In February 2007, ConAgra recalled its previous three years of peanut butter production, and Peter Pan vanished from store shelves for about six months. Despite the widespread illnesses, no deaths were ever confirmed to be caused by the salmonella outbreak.

"The company has behaved in a model way, as a model corporate citizen, ever since that time," Douglas Fellman, an attorney for ConAgra, told the judge. "Since that time, we have an unblemished record. Peter Pan peanut butter is wholesome and it's safe."

ConAgra said it didn't know peanut butter was contaminated with salmonella before it was shipped. However, the plea agreement documents noted that ConAgra knew peanut butter made in Georgia had twice tested positive for salmonella in 2004. Problems weren't all fixed by the time of the outbreak.

ConAgra officials blamed moisture from a leaky roof and a malfunctioning sprinkler system at the Georgia plant for helping salmonella bacteria grow on raw peanuts. The company spent $275 million on upgrades at the Georgia plant and adopted new testing procedures to screen for contaminants.

The $3.2 million in forfeitures relates to the tainted products, which by federal law must be surrendered to the government. Since ConAgra dispensed with the recalled peanut butter nearly a decade ago, prosecutors asked for cash instead.

None of the criminal penalties goes to victims.
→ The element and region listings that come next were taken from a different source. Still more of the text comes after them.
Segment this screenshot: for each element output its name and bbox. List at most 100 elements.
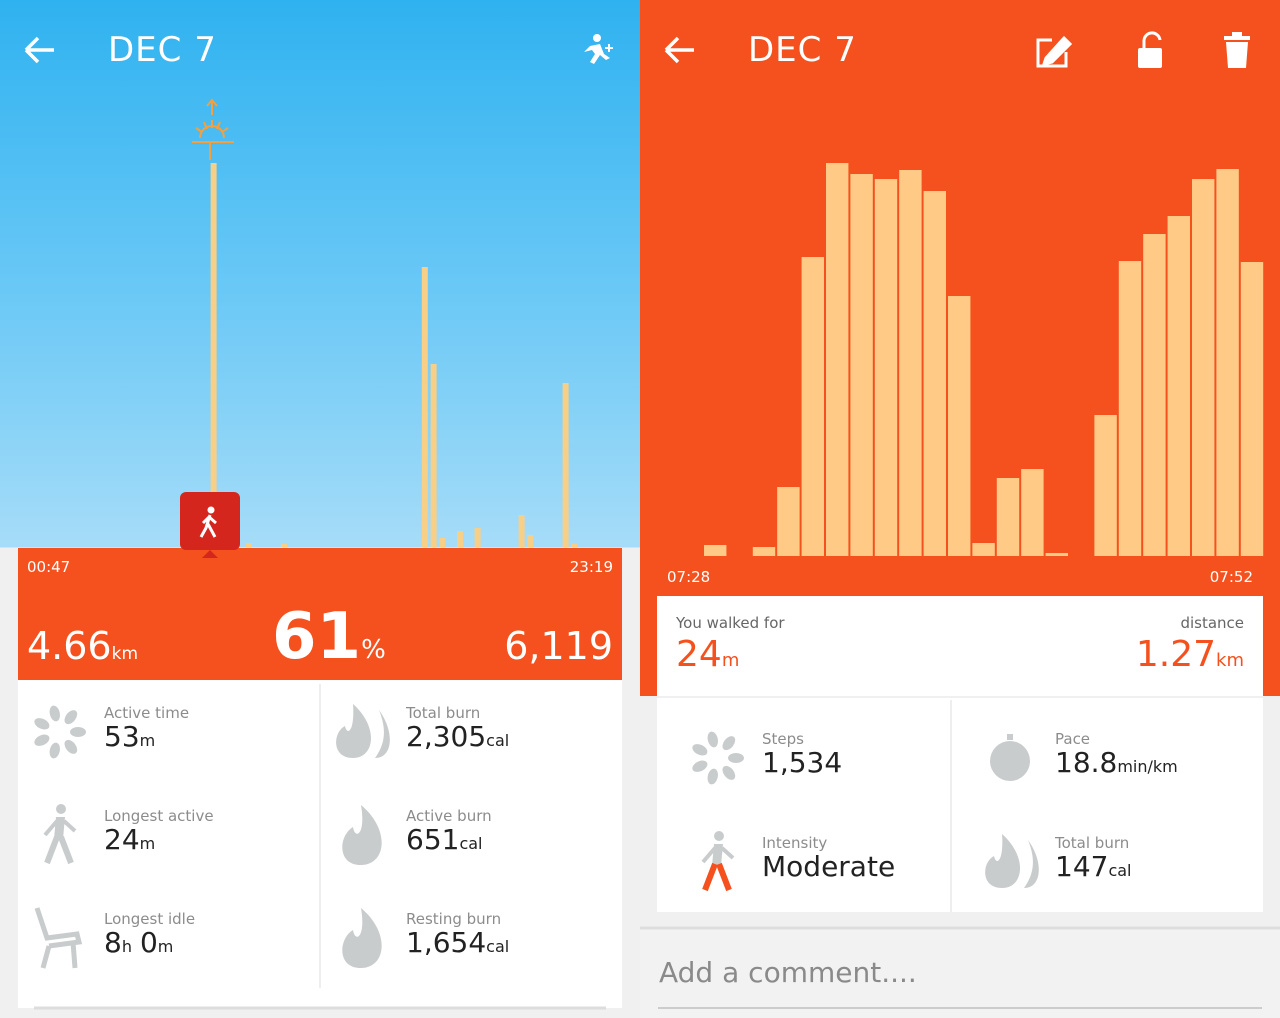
bar: [527, 535, 534, 547]
back-arrow[interactable]: [664, 36, 694, 64]
bar: [899, 170, 922, 556]
bar: [1118, 261, 1142, 556]
stat-value: 147cal: [1055, 850, 1140, 883]
stat-number: 0: [139, 926, 158, 959]
stat-number: 651: [406, 823, 460, 856]
walked-value: 24m: [676, 634, 739, 675]
walked-label: You walked for: [676, 614, 785, 632]
back-arrow[interactable]: [24, 36, 54, 64]
bar: [972, 543, 995, 556]
distance-label: distance: [1180, 614, 1244, 632]
walk-marker[interactable]: [180, 492, 240, 558]
walk-summary-card: [657, 596, 1263, 696]
bar: [1021, 469, 1044, 556]
bar: [439, 538, 446, 547]
bar: [923, 191, 946, 556]
stat-number: Moderate: [762, 850, 896, 883]
stat-unit: m: [139, 731, 156, 750]
bar: [1167, 216, 1190, 556]
stat-value: 24m: [104, 823, 163, 856]
comment-area: [640, 926, 1280, 1018]
bar: [801, 257, 824, 556]
stat-number: 24: [104, 823, 140, 856]
stats-card: [657, 698, 1263, 912]
stat-unit: cal: [486, 937, 510, 956]
chair-icon: [34, 907, 83, 969]
delete-icon[interactable]: [1224, 32, 1250, 68]
bar: [571, 544, 578, 547]
stat-label: Total burn: [406, 704, 481, 722]
stat-unit: m: [157, 937, 174, 956]
stat-value: 18.8min/km: [1055, 746, 1186, 779]
date-title: DEC 7: [108, 30, 217, 70]
stat-number: 1,654: [406, 926, 487, 959]
edit-icon[interactable]: [1036, 35, 1073, 68]
bar: [281, 544, 287, 547]
bar: [1143, 234, 1166, 556]
stat-label: Active time: [104, 704, 190, 722]
bar: [1240, 262, 1264, 556]
lock-icon[interactable]: [1138, 31, 1162, 68]
start-time: 00:47: [27, 558, 71, 576]
walker-icon: [701, 831, 735, 892]
bar: [850, 174, 873, 556]
bar: [474, 528, 481, 547]
start-time: 07:28: [667, 568, 711, 586]
stat-unit: m: [139, 834, 156, 853]
end-time: 07:52: [1209, 568, 1253, 586]
bar: [948, 296, 971, 556]
distance-value: 4.66: [27, 624, 112, 668]
day-panel: DEC 7 00:47 23:19 4.66km 61% 6,119 Activ…: [0, 0, 640, 1018]
bar: [562, 383, 569, 547]
distance-unit: km: [1216, 650, 1244, 671]
stat-unit: cal: [1108, 861, 1132, 880]
comment-input[interactable]: Add a comment....: [659, 956, 917, 989]
bar: [430, 364, 437, 547]
stat-unit: cal: [459, 834, 483, 853]
percent-unit: %: [361, 635, 386, 665]
bar: [704, 545, 727, 556]
distance-number: 1.27: [1135, 634, 1217, 675]
stat-label: Active burn: [406, 807, 492, 825]
bar: [1045, 553, 1068, 556]
stat-value: 2,305cal: [406, 720, 517, 753]
runner-icon: [43, 804, 77, 865]
walked-number: 24: [676, 634, 722, 675]
stat-unit: h: [121, 937, 132, 956]
goal-percent: 61%: [272, 600, 386, 674]
stat-number: 8: [104, 926, 122, 959]
stat-value: 651cal: [406, 823, 491, 856]
stat-number: 18.8: [1055, 746, 1118, 779]
stat-number: 53: [104, 720, 140, 753]
stat-label: Longest idle: [104, 910, 196, 928]
end-time: 23:19: [569, 558, 613, 576]
bar: [1216, 169, 1239, 556]
bar: [457, 531, 463, 547]
stat-value: 53m: [104, 720, 163, 753]
bar: [518, 515, 525, 547]
bar: [996, 478, 1020, 556]
stat-label: Steps: [762, 730, 804, 748]
stat-value: 1,534: [762, 746, 842, 779]
stat-label: Pace: [1055, 730, 1091, 748]
sun-icon: [192, 98, 234, 160]
date-title: DEC 7: [748, 30, 857, 70]
stat-value: 1,654cal: [406, 926, 517, 959]
steps: 6,119: [504, 624, 613, 668]
add-activity-icon[interactable]: [584, 34, 613, 64]
bar: [1094, 415, 1117, 556]
stat-value: Moderate: [762, 850, 895, 883]
activity-chart: [18, 34, 622, 1010]
bar: [777, 487, 800, 556]
flames-icon: [985, 834, 1039, 888]
flames-icon: [336, 704, 390, 758]
distance-unit: km: [111, 644, 139, 664]
stat-value: 8h 0m: [104, 926, 181, 959]
stat-number: 147: [1055, 850, 1109, 883]
stat-label: Longest active: [104, 807, 214, 825]
distance: 4.66km: [27, 624, 138, 668]
activity-chart: [640, 31, 1280, 1018]
bar: [874, 179, 898, 556]
distance-value: 1.27km: [1136, 634, 1244, 675]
The judge said Tuesday more than 150 people had filed paperwork seeking financial restitution, but none could prove they were sickened by salmonella caused by eating the recalled peanut butter.

Three women made their case to the judge in person Tuesday, testifying they suffered severe gastrointestinal illness after eating from jars of Peter Pan in late 2006, and suffered from lingering health problems a decade later. The judge said he was sympathetic, but awarded them no money.

"This to me is an injustice done all over again, especially after 10 years of waiting for justice," said Mona McCombs of Bloomington, Indiana.

McCombs testified that she and several relatives, including her elderly mother, became extremely sick after eating Peter Pan just before Christmas in 2006. She blames ConAgra for her mother's death three months later. But none of the sickened family got tested for salmonella to prove it.

The judge noted that others had already received cash from ConAgra in civil settlements, which he said totaled $36 million to 6,810 people.

About 2,000 of them were represented by Bill Marler, a Seattle-based attorney who specializes in food-safety cases. He said the case shows corporations can be prosecuted even when there's no evidence of intentional criminality. The misdemeanor charge, he said, required only that ConAgra shipped the contaminated food.

"Companies are very concerned, they're very worried," Marler said. "They're very interested in knowing: How can they charge us with a crime even if we don't mean to do it? People are paying attention to that and hopefully it's going to drive positive food behavior."